Liz was sitting on the couch. She didn’t look up as he entered, just kept reading her
Cosmo.

“Hey,” he said. “Hey,” she replied. “How was work?”

He grunted. “I made some spaghetti, if you’re hungry.”

He grabbed a plate and sat beside her. Liz didn’t have horns, bat wings, or a tail, but her skin had a deep red tint, and her lips, eyelids, and hair were jet black. She looked like a sunburned Native American goth woman. Her tendency to wear clothing and accessories with flowers and butterflies usually added a touch of hippie to the mix, but today she was wearing one of his old T-shirts and nothing else. Fifteen months ago, he would’ve found the sharp hint of her nipples against the cotton and her naked perfect legs to be enticing. Now all he could think was that she was getting the scent of brimstone all over another one of his shirts.

She did it on purpose. She was slowly odorizing his wardrobe, marking her territory.

“What happened to you?” she asked.

“Yeti,” he replied through a mouthful of spaghetti.

She nodded to herself, thumbing through the magazine.

He finished his dinner in silence. Then he tried to slip off to bed unmolested, but when he came out of the bathroom in his pajamas, she was waiting for him. There was a time when the promise of her carnal pleasures would’ve filled him with glee. Back then she would’ve been naked and oiled up and ready for action. Now she was still wearing his T-shirt and reading her magazine.

Liz’s succubus nature meant that regular sex was necessary to keep her from getting cranky, but that didn’t mean she necessarily enjoyed it. There were plenty of times when she wasn’t interested in it except as a bit of exercise. And those times were more and more common lately. Maybe he wasn’t a great lover, but she could’ve had the decency to fake some passion. Hell, she was a succubus. Wasn’t that her job?

He went to the bed and lay down beside her. “I don’t really feel like it tonight, baby,” he said.

She arched an eyebrow. “Oh, come on. It never takes long.”

He was too tired to be insulted. “Our contract specifically says intimate relations are to be supplied on a daily basis.”

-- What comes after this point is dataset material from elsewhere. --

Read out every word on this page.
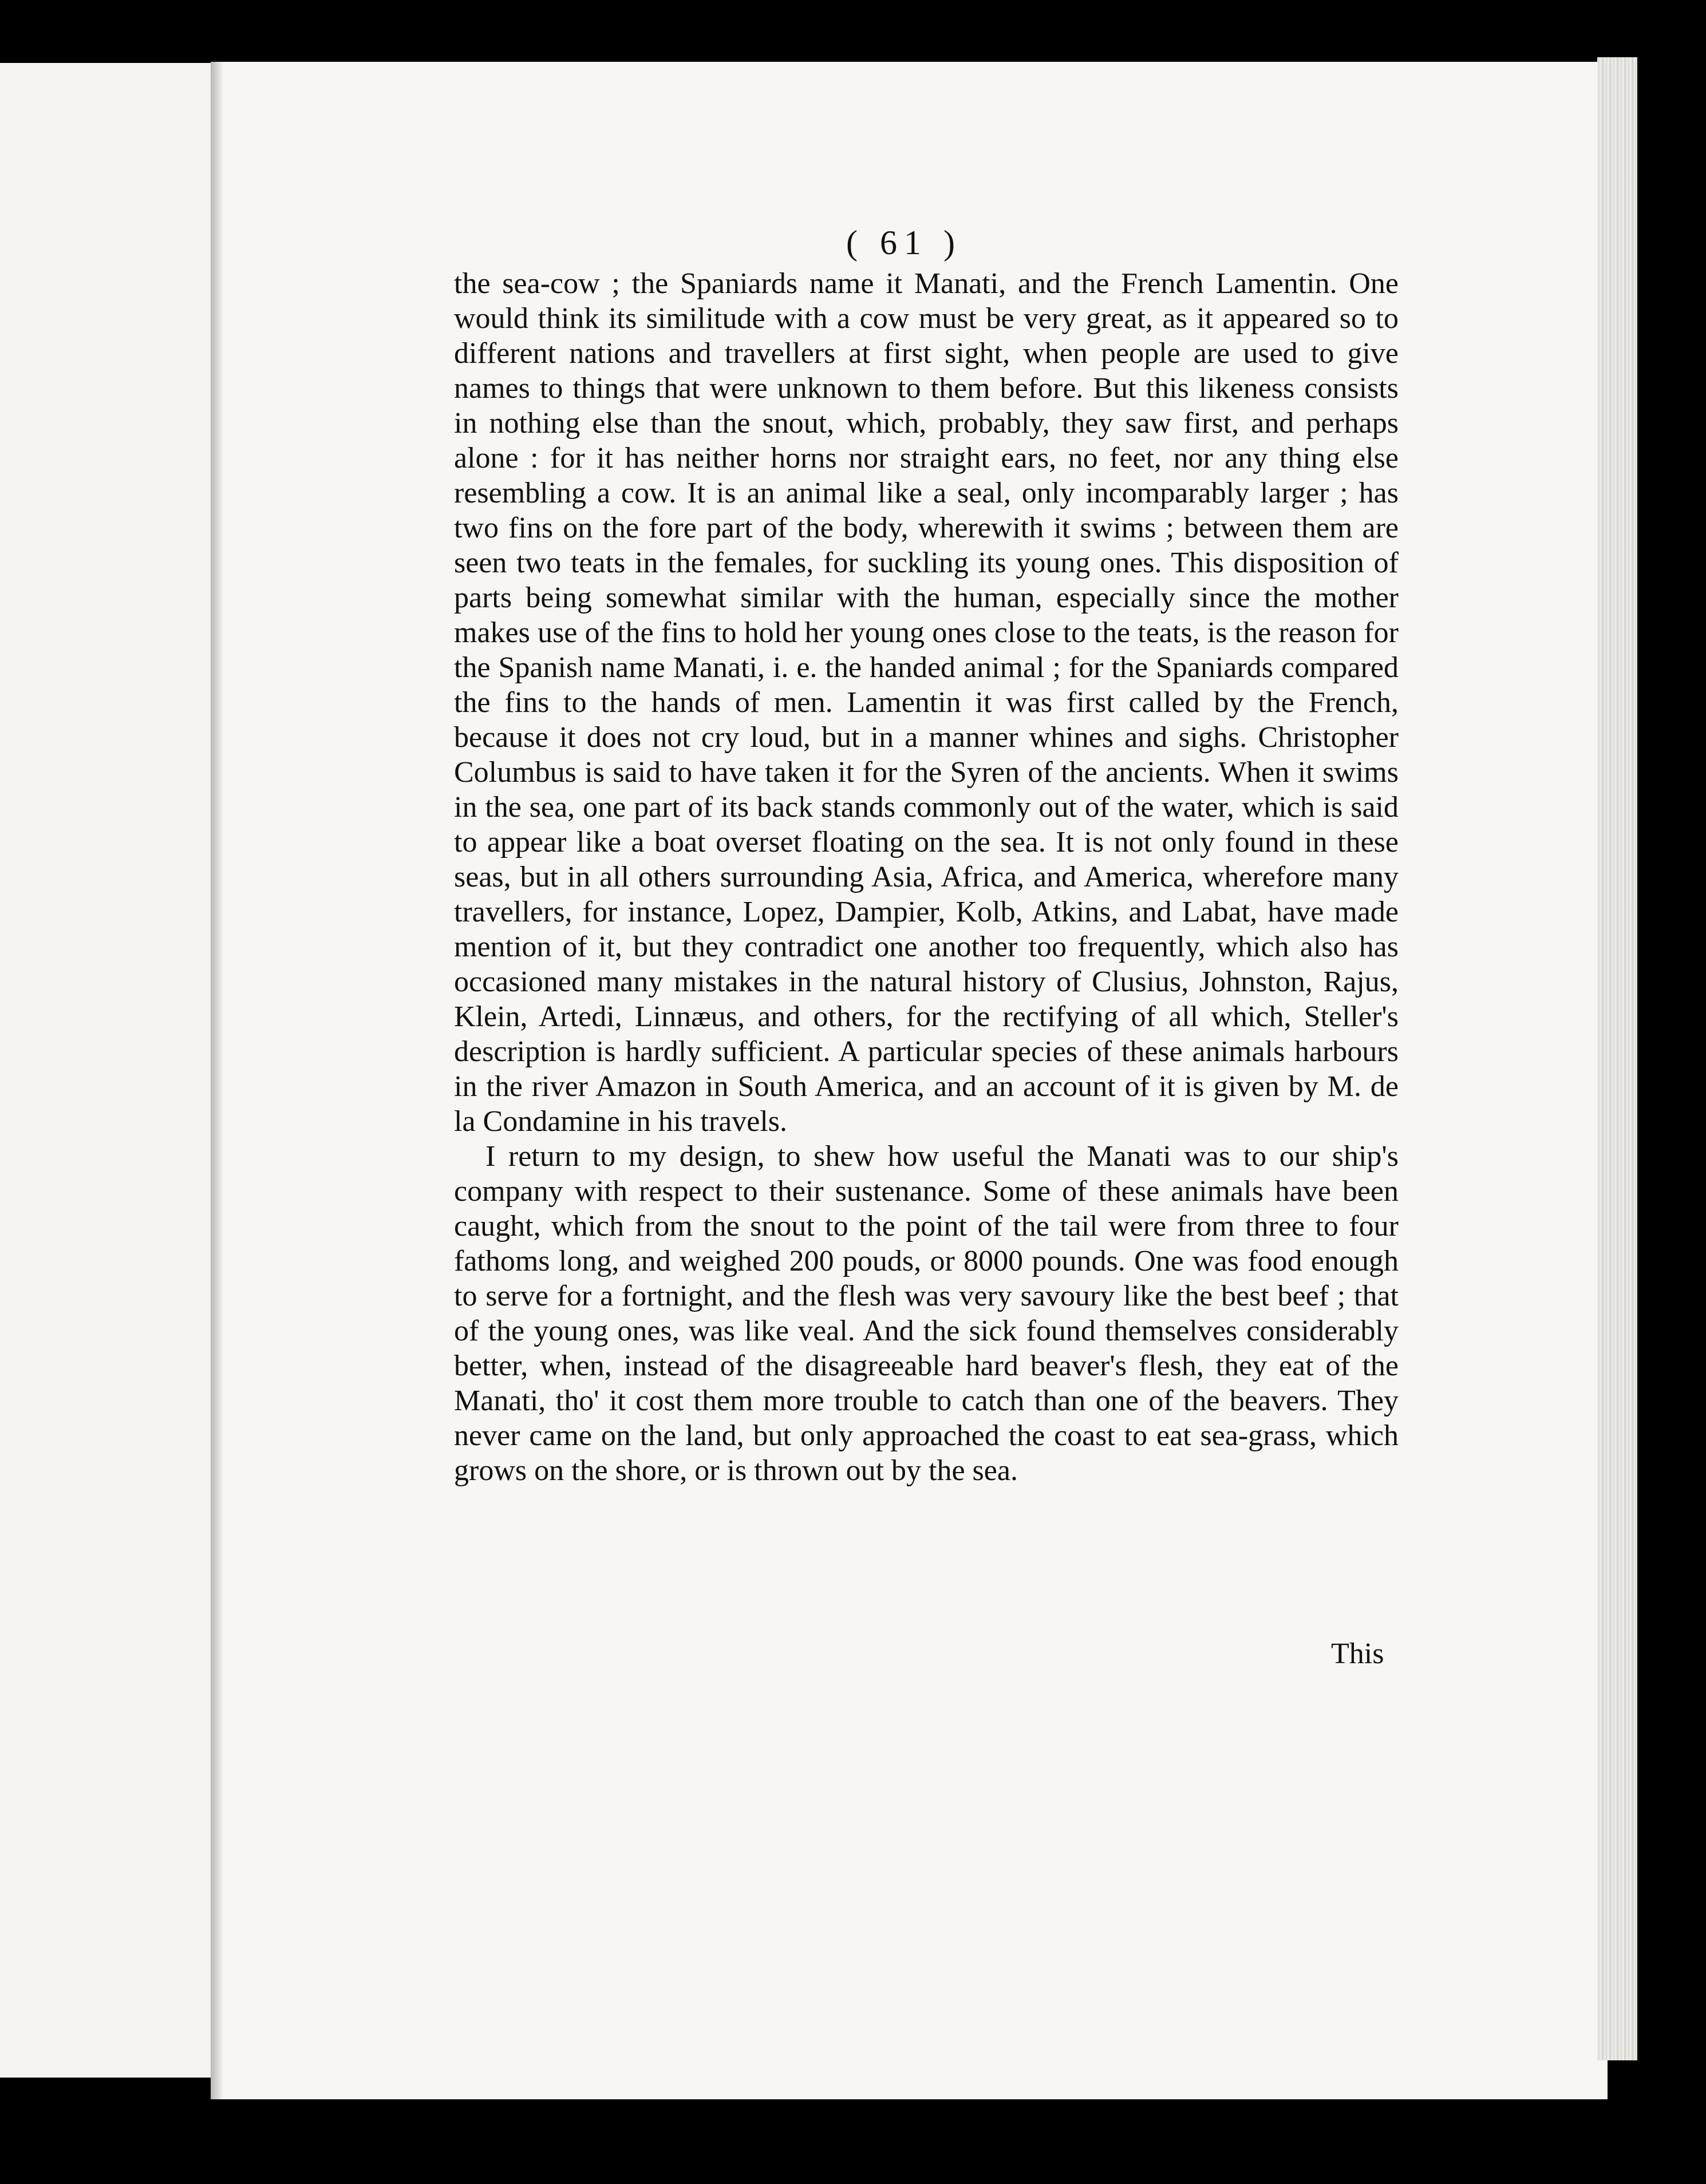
( 61 )

the sea-cow ; the Spaniards name it Manati, and the French Lamentin. One would think its similitude with a cow must be very great, as it appeared so to different nations and travellers at first sight, when people are used to give names to things that were unknown to them before. But this likeness consists in nothing else than the snout, which, probably, they saw first, and perhaps alone : for it has neither horns nor straight ears, no feet, nor any thing else resembling a cow. It is an animal like a seal, only incomparably larger ; has two fins on the fore part of the body, wherewith it swims ; between them are seen two teats in the females, for suckling its young ones. This disposition of parts being somewhat similar with the human, especially since the mother makes use of the fins to hold her young ones close to the teats, is the reason for the Spanish name Manati, i. e. the handed animal ; for the Spaniards compared the fins to the hands of men. Lamentin it was first called by the French, because it does not cry loud, but in a manner whines and sighs. Christopher Columbus is said to have taken it for the Syren of the ancients. When it swims in the sea, one part of its back stands commonly out of the water, which is said to appear like a boat overset floating on the sea. It is not only found in these seas, but in all others surrounding Asia, Africa, and America, wherefore many travellers, for instance, Lopez, Dampier, Kolb, Atkins, and Labat, have made mention of it, but they contradict one another too frequently, which also has occasioned many mistakes in the natural history of Clusius, Johnston, Rajus, Klein, Artedi, Linnæus, and others, for the rectifying of all which, Steller's description is hardly sufficient. A particular species of these animals harbours in the river Amazon in South America, and an account of it is given by M. de la Condamine in his travels.

I return to my design, to shew how useful the Manati was to our ship's company with respect to their sustenance. Some of these animals have been caught, which from the snout to the point of the tail were from three to four fathoms long, and weighed 200 pouds, or 8000 pounds. One was food enough to serve for a fortnight, and the flesh was very savoury like the best beef ; that of the young ones, was like veal. And the sick found themselves considerably better, when, instead of the disagreeable hard beaver's flesh, they eat of the Manati, tho' it cost them more trouble to catch than one of the beavers. They never came on the land, but only approached the coast to eat sea-grass, which grows on the shore, or is thrown out by the sea.

This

Monster didn’t need to be reminded. When he’d signed the contract, he’d found special promise in that particular clause. He’d assumed it was meant to bind
her.
Now he knew better.

“I don’t know if I can even—”

It was a weak attempt. Among Liz’s supernatural talents was the ability to give a man an erection by her willpower alone. He could’ve been strapped to a bed of nails while mongooses chewed on his face. It wouldn’t have made a difference. All she had to do was wave her index finger in a small circle and upward motion toward his groin and he would snap to attention.

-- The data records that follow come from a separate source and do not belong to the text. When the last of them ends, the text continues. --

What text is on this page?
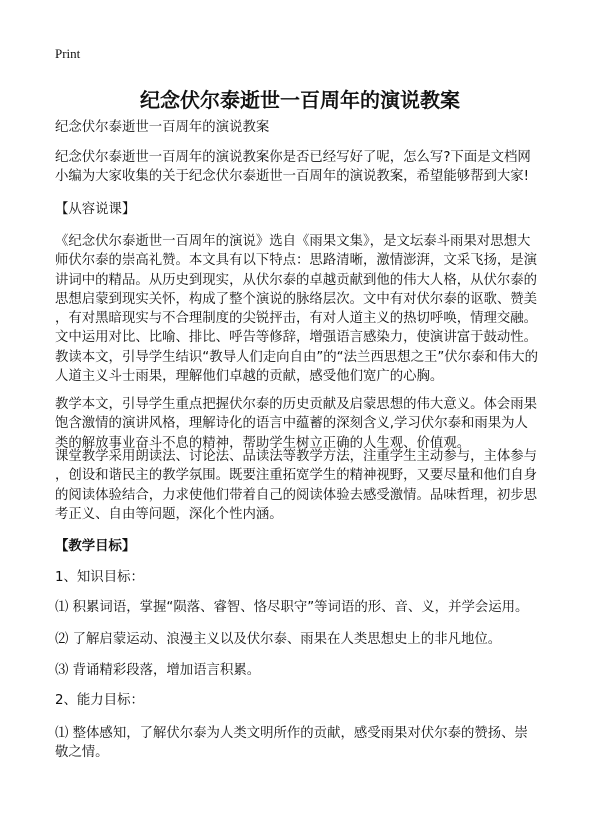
Print
纪念伏尔泰逝世一百周年的演说教案
纪念伏尔泰逝世一百周年的演说教案
纪念伏尔泰逝世一百周年的演说教案你是否已经写好了呢，怎么写?下面是文档网
小编为大家收集的关于纪念伏尔泰逝世一百周年的演说教案，希望能够帮到大家!
【从容说课】
《纪念伏尔泰逝世一百周年的演说》选自《雨果文集》，是文坛泰斗雨果对思想大
师伏尔泰的崇高礼赞。本文具有以下特点：思路清晰，激情澎湃，文采飞扬，是演
讲词中的精品。从历史到现实，从伏尔泰的卓越贡献到他的伟大人格，从伏尔泰的
思想启蒙到现实关怀，构成了整个演说的脉络层次。文中有对伏尔泰的讴歌、赞美
，有对黑暗现实与不合理制度的尖锐抨击，有对人道主义的热切呼唤，情理交融。
文中运用对比、比喻、排比、呼告等修辞，增强语言感染力，使演讲富于鼓动性。
教读本文，引导学生结识“教导人们走向自由”的“法兰西思想之王”伏尔泰和伟大的
人道主义斗士雨果，理解他们卓越的贡献，感受他们宽广的心胸。
教学本文，引导学生重点把握伏尔泰的历史贡献及启蒙思想的伟大意义。体会雨果
饱含激情的演讲风格，理解诗化的语言中蕴蓄的深刻含义,学习伏尔泰和雨果为人
类的解放事业奋斗不息的精神，帮助学生树立正确的人生观、价值观。
课堂教学采用朗读法、讨论法、品读法等教学方法，注重学生主动参与，主体参与
，创设和谐民主的教学氛围。既要注重拓宽学生的精神视野，又要尽量和他们自身
的阅读体验结合，力求使他们带着自己的阅读体验去感受激情。品味哲理，初步思
考正义、自由等问题，深化个性内涵。
【教学目标】
1、知识目标：
⑴ 积累词语，掌握“陨落、睿智、恪尽职守”等词语的形、音、义，并学会运用。
⑵ 了解启蒙运动、浪漫主义以及伏尔泰、雨果在人类思想史上的非凡地位。
⑶ 背诵精彩段落，增加语言积累。
2、能力目标：
⑴ 整体感知，了解伏尔泰为人类文明所作的贡献，感受雨果对伏尔泰的赞扬、崇
敬之情。
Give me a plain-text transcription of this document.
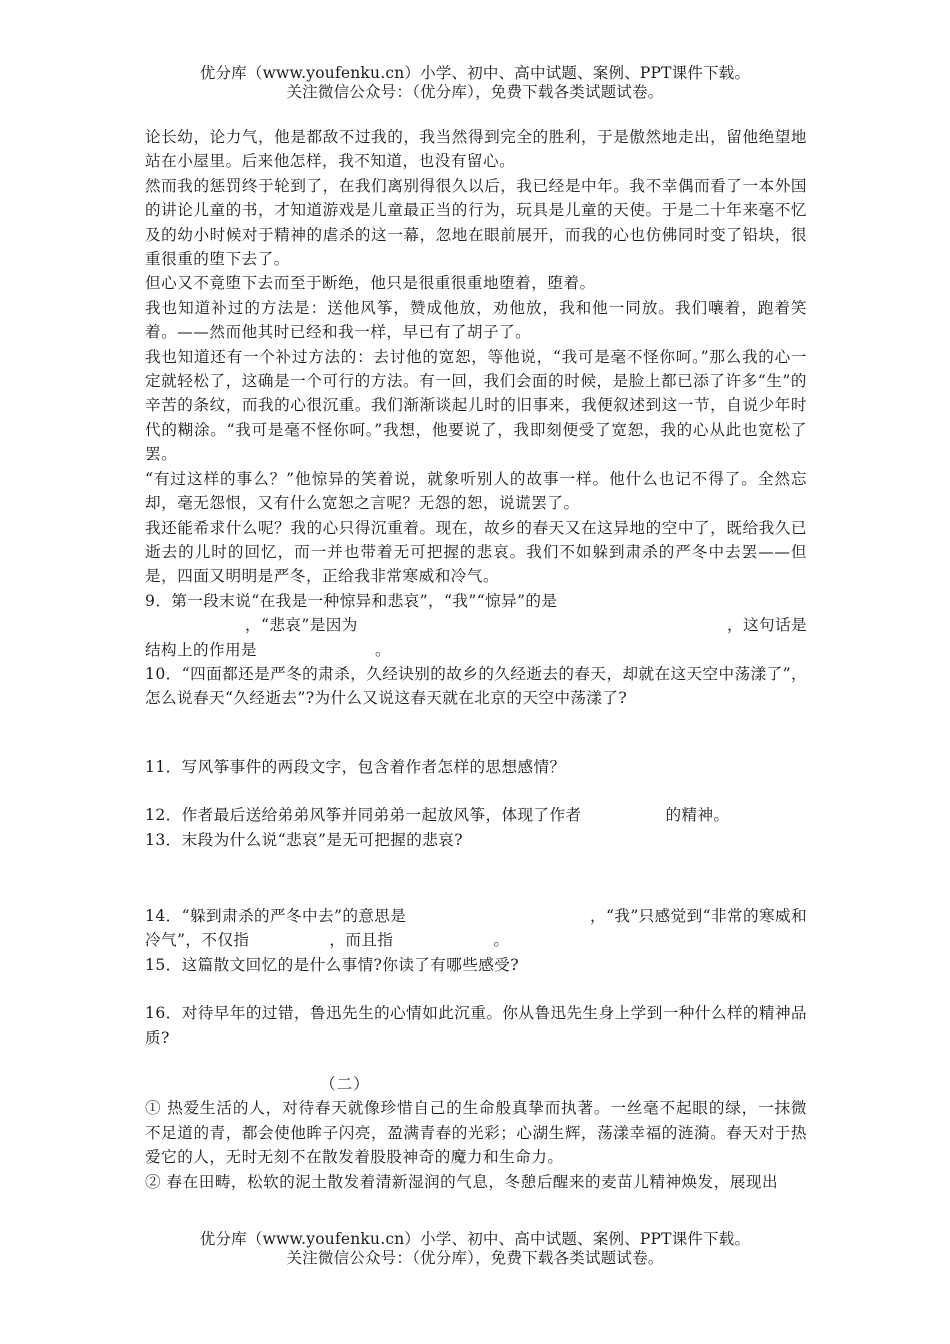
优分库（www.youfenku.cn）小学、初中、高中试题、案例、PPT课件下载。
关注微信公众号：（优分库），免费下载各类试题试卷。
论长幼，论力气，他是都敌不过我的，我当然得到完全的胜利，于是傲然地走出，留他绝望地站在小屋里。后来他怎样，我不知道，也没有留心。
然而我的惩罚终于轮到了，在我们离别得很久以后，我已经是中年。我不幸偶而看了一本外国的讲论儿童的书，才知道游戏是儿童最正当的行为，玩具是儿童的天使。于是二十年来毫不忆及的幼小时候对于精神的虐杀的这一幕，忽地在眼前展开，而我的心也仿佛同时变了铅块，很重很重的堕下去了。
但心又不竟堕下去而至于断绝，他只是很重很重地堕着，堕着。
我也知道补过的方法是：送他风筝，赞成他放，劝他放，我和他一同放。我们嚷着，跑着笑着。——然而他其时已经和我一样，早已有了胡子了。
我也知道还有一个补过方法的：去讨他的宽恕，等他说，“我可是毫不怪你呵。”那么我的心一定就轻松了，这确是一个可行的方法。有一回，我们会面的时候，是脸上都已添了许多“生”的辛苦的条纹，而我的心很沉重。我们渐渐谈起儿时的旧事来，我便叙述到这一节，自说少年时代的糊涂。“我可是毫不怪你呵。”我想，他要说了，我即刻便受了宽恕，我的心从此也宽松了罢。
“有过这样的事么？”他惊异的笑着说，就象听别人的故事一样。他什么也记不得了。全然忘却，毫无怨恨，又有什么宽恕之言呢？无怨的恕，说谎罢了。
我还能希求什么呢？我的心只得沉重着。现在，故乡的春天又在这异地的空中了，既给我久已逝去的儿时的回忆，而一并也带着无可把握的悲哀。我们不如躲到肃杀的严冬中去罢——但是，四面又明明是严冬，正给我非常寒威和冷气。
9．第一段末说“在我是一种惊异和悲哀”，“我”“惊异”的是
，“悲哀”是因为	，这句话是
结构上的作用是	。
10．“四面都还是严冬的肃杀，久经诀别的故乡的久经逝去的春天，却就在这天空中荡漾了”，怎么说春天“久经逝去”?为什么又说这春天就在北京的天空中荡漾了?
11．写风筝事件的两段文字，包含着作者怎样的思想感情？
12．作者最后送给弟弟风筝并同弟弟一起放风筝，体现了作者	的精神。
13．末段为什么说“悲哀”是无可把握的悲哀?
14．“躲到肃杀的严冬中去”的意思是	，“我”只感觉到“非常的寒威和
冷气”，不仅指	，而且指	。
15．这篇散文回忆的是什么事情?你读了有哪些感受?
16．对待早年的过错，鲁迅先生的心情如此沉重。你从鲁迅先生身上学到一种什么样的精神品质?
（二）
① 热爱生活的人，对待春天就像珍惜自己的生命般真挚而执著。一丝毫不起眼的绿，一抹微不足道的青，都会使他眸子闪亮，盈满青春的光彩；心湖生辉，荡漾幸福的涟漪。春天对于热爱它的人，无时无刻不在散发着股股神奇的魔力和生命力。
② 春在田畴，松软的泥土散发着清新湿润的气息，冬憩后醒来的麦苗儿精神焕发，展现出
优分库（www.youfenku.cn）小学、初中、高中试题、案例、PPT课件下载。
关注微信公众号：（优分库），免费下载各类试题试卷。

Liz pulled his pajama bottoms down to his ankles without ceremony and climbed atop him. He made a halfhearted attempt to fondle her breasts but didn’t even have the motivation to reach under the T-shirt. She kept reading her magazine the whole time. Monster occupied himself by scanning the articles titles on the cover. He was guessing she hadn’t gotten to “Old Flames: Keeping the Spark” yet.

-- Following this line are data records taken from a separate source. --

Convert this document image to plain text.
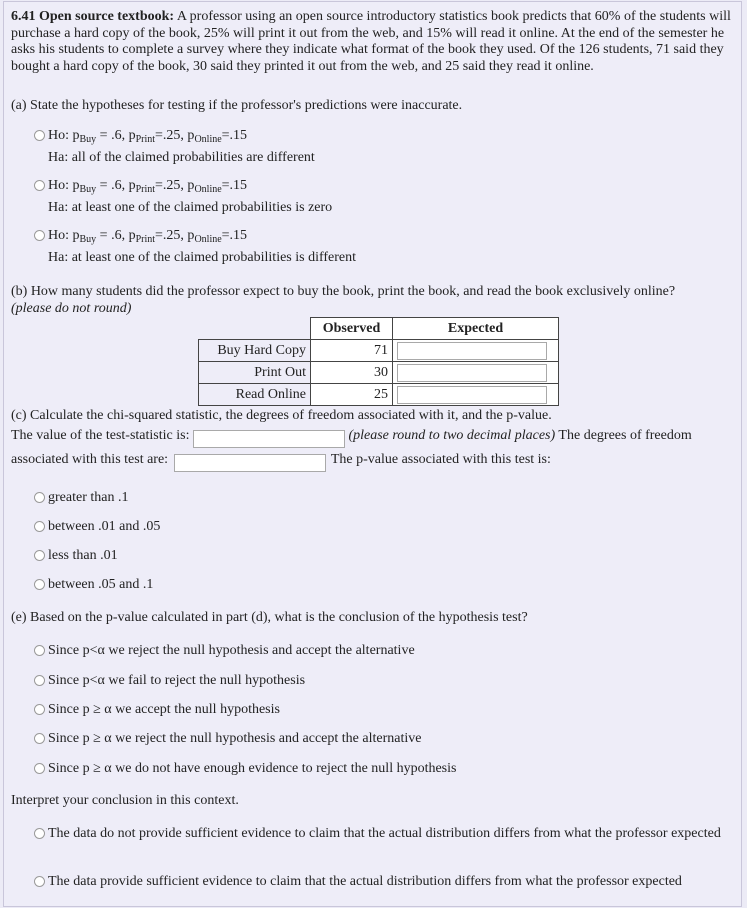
6.41 Open source textbook: A professor using an open source introductory statistics book predicts that 60% of the students will purchase a hard copy of the book, 25% will print it out from the web, and 15% will read it online. At the end of the semester he asks his students to complete a survey where they indicate what format of the book they used. Of the 126 students, 71 said they bought a hard copy of the book, 30 said they printed it out from the web, and 25 said they read it online.
(a) State the hypotheses for testing if the professor's predictions were inaccurate.
Ho: $p_{Buy} = .6$, $p_{Print}=.25$, $p_{Online}=.15$
Ha: all of the claimed probabilities are different
Ho: $p_{Buy} = .6$, $p_{Print}=.25$, $p_{Online}=.15$
Ha: at least one of the claimed probabilities is zero
Ho: $p_{Buy} = .6$, $p_{Print}=.25$, $p_{Online}=.15$
Ha: at least one of the claimed probabilities is different
(b) How many students did the professor expect to buy the book, print the book, and read the book exclusively online?
(please do not round)
	Observed	Expected
Buy Hard Copy	71	
Print Out	30	
Read Online	25	
(c) Calculate the chi-squared statistic, the degrees of freedom associated with it, and the p-value.
The value of the test-statistic is:	(please round to two decimal places) The degrees of freedom
associated with this test are:	The p-value associated with this test is:
greater than .1
between .01 and .05
less than .01
between .05 and .1
(e) Based on the p-value calculated in part (d), what is the conclusion of the hypothesis test?
Since p<α we reject the null hypothesis and accept the alternative
Since p<α we fail to reject the null hypothesis
Since p ≥ α we accept the null hypothesis
Since p ≥ α we reject the null hypothesis and accept the alternative
Since p ≥ α we do not have enough evidence to reject the null hypothesis
Interpret your conclusion in this context.
The data do not provide sufficient evidence to claim that the actual distribution differs from what the professor expected
The data provide sufficient evidence to claim that the actual distribution differs from what the professor expected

When she was finished, she got up and left the bedroom without so much as a “Thanks.” Monster pulled his pajamas up and covered his head as the dawn light filtered through the curtains.

3
 

The red cat was at their door again.

Rob didn’t like cats. He didn’t hate them. He just didn’t see why people kept them around. He also had the same puzzlement over dogs, snakes, hamsters, fish, and children. Spouses occupied a sort of subcategorization in his universe. Sometimes useful, but mostly a bother.

Over thirty years, Rob and Evelyn had developed an encyclopedia of unspoken communication. It was through this vast network of signals that their marriage endured—thrived—in a comforting familiarity and reassuring silences. The system had worked because they’d both come to conclusion that they really didn’t like each other. The truth was that neither of them was very likable. They could be pleasant, polite, helpful. But they weren’t charismatic or endearing, and a divorce and new marriage would only lead to the same place they were already at.